Law School--explained

This now well and truly falls into the category of "asked and answered"--however the person who mentioned this subject is particularly clueless since he has missed numerous references to my having attended (and graduated) this school, that said:
The University of Maryland Francis King Carey School of Law (University of Maryland School of Law or Maryland Law) is the second-oldest law school in the United States (Oldest being at The College of William and Mary). The school was founded in 1816 as the Maryland Law Institute and began regular instruction in 1824.

Maryland Law has been ranked in the top tier of American law schools by U.S. News & World Report, maintaining its position in the rankings over the years, currently ranked 39th in the most recent 2013 edition. The 2013 Rankings also gave Maryland top standing in the categories of Clinical Training (#5), Health Care Law (#3), Part-Time Program (#9), Environmental Law (#11) and Trial Advocacy (#8). Additionally, Maryland ranks 22nd in the nation among public law schools. The National Jurist recently named Maryland as a top-10 public interest law school in the nation.

Maryland Law is fully accredited by the American Bar Association, is a member of the Association of American Law Schools, and has a chapter of the Order of the Coif.
Does that answer your question?

I should add that the University of Exeter has an even better academic reputation than Maryland.

Can't forget to add that I've been admitted to the bar for nearly 25 years (will be 25 years in 2015).

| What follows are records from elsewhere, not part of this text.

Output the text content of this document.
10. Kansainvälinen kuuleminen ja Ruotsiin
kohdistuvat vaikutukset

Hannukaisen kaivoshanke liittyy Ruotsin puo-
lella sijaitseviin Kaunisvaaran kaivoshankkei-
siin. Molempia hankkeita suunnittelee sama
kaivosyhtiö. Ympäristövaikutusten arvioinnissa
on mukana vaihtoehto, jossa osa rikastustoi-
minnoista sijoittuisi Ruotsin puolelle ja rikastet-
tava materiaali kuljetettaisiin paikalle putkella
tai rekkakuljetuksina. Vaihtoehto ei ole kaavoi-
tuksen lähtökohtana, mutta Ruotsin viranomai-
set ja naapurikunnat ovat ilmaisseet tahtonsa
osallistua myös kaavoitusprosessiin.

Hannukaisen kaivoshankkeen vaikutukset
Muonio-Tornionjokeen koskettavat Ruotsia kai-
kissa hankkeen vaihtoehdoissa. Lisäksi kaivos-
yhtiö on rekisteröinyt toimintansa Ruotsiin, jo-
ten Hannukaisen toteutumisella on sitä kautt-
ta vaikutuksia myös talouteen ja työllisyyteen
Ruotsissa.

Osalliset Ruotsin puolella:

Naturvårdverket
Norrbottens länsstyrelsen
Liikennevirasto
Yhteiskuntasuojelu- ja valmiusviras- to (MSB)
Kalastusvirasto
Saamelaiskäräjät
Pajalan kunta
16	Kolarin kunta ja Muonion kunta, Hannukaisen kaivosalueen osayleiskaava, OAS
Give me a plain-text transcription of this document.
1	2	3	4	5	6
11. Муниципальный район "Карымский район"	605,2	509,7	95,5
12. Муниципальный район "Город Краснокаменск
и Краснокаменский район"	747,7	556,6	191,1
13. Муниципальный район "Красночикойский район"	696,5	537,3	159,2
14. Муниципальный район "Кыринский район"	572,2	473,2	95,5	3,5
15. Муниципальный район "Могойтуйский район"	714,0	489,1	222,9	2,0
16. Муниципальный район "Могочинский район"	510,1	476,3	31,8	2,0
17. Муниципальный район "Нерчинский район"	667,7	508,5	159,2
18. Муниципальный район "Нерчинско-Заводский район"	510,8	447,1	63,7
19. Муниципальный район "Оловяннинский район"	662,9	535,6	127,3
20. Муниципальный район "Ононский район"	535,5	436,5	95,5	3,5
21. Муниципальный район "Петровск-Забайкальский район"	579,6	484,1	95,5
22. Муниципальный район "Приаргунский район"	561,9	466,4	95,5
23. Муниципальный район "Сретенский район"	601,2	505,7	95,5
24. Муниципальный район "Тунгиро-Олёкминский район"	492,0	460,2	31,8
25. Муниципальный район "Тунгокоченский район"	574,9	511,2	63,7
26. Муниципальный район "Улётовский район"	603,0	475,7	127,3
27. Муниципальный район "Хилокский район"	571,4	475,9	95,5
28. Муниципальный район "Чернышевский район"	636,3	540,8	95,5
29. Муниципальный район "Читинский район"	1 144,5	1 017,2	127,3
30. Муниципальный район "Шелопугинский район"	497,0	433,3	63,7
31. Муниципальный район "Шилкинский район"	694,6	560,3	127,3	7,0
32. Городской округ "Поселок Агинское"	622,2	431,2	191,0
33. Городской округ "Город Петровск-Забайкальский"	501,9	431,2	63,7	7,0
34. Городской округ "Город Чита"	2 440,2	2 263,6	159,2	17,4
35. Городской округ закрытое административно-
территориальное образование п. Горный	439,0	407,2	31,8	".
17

So, yes, I can give legal opinions.

See also:


  1. Anyone can say she went to some school, or is a member of some state's bar. You are an anonymous guy on the internet, with a particularly tortured view of Constitutional law. I remain convinced you're not an attorney. Prove otherwise.

    orlin sellers

  2. See, the thing is you don’t comment here using your professional persona, instead you use an internet persona that is rude, swears a lot, and says things that are incorrect about law. Correct me if I am wrong, but I assume you don’t do that with clients or in the courtroom. But you want to play the “I’m a lawyer” card to gain clout, even though you don’t act like one here. Case in point is from a couple of days ago:

    Here you tried to use your lawyer clout but said something blatantly untrue about Stand Your Ground law (that it blocks investigations of the scene). You blow any chance of being taken seriously when you do things like that. Look, if someone says they are doctor and then says tells me that human beings have two hearts, I’m not going to believe them- regardless of where they got their MD from. Why? Because it is easily verifiable false, and also runs contradictory to every other doctor who uses integrity when they speak about medicine.

  3. There he goes again, practicing self-love with another buffoonish monologue.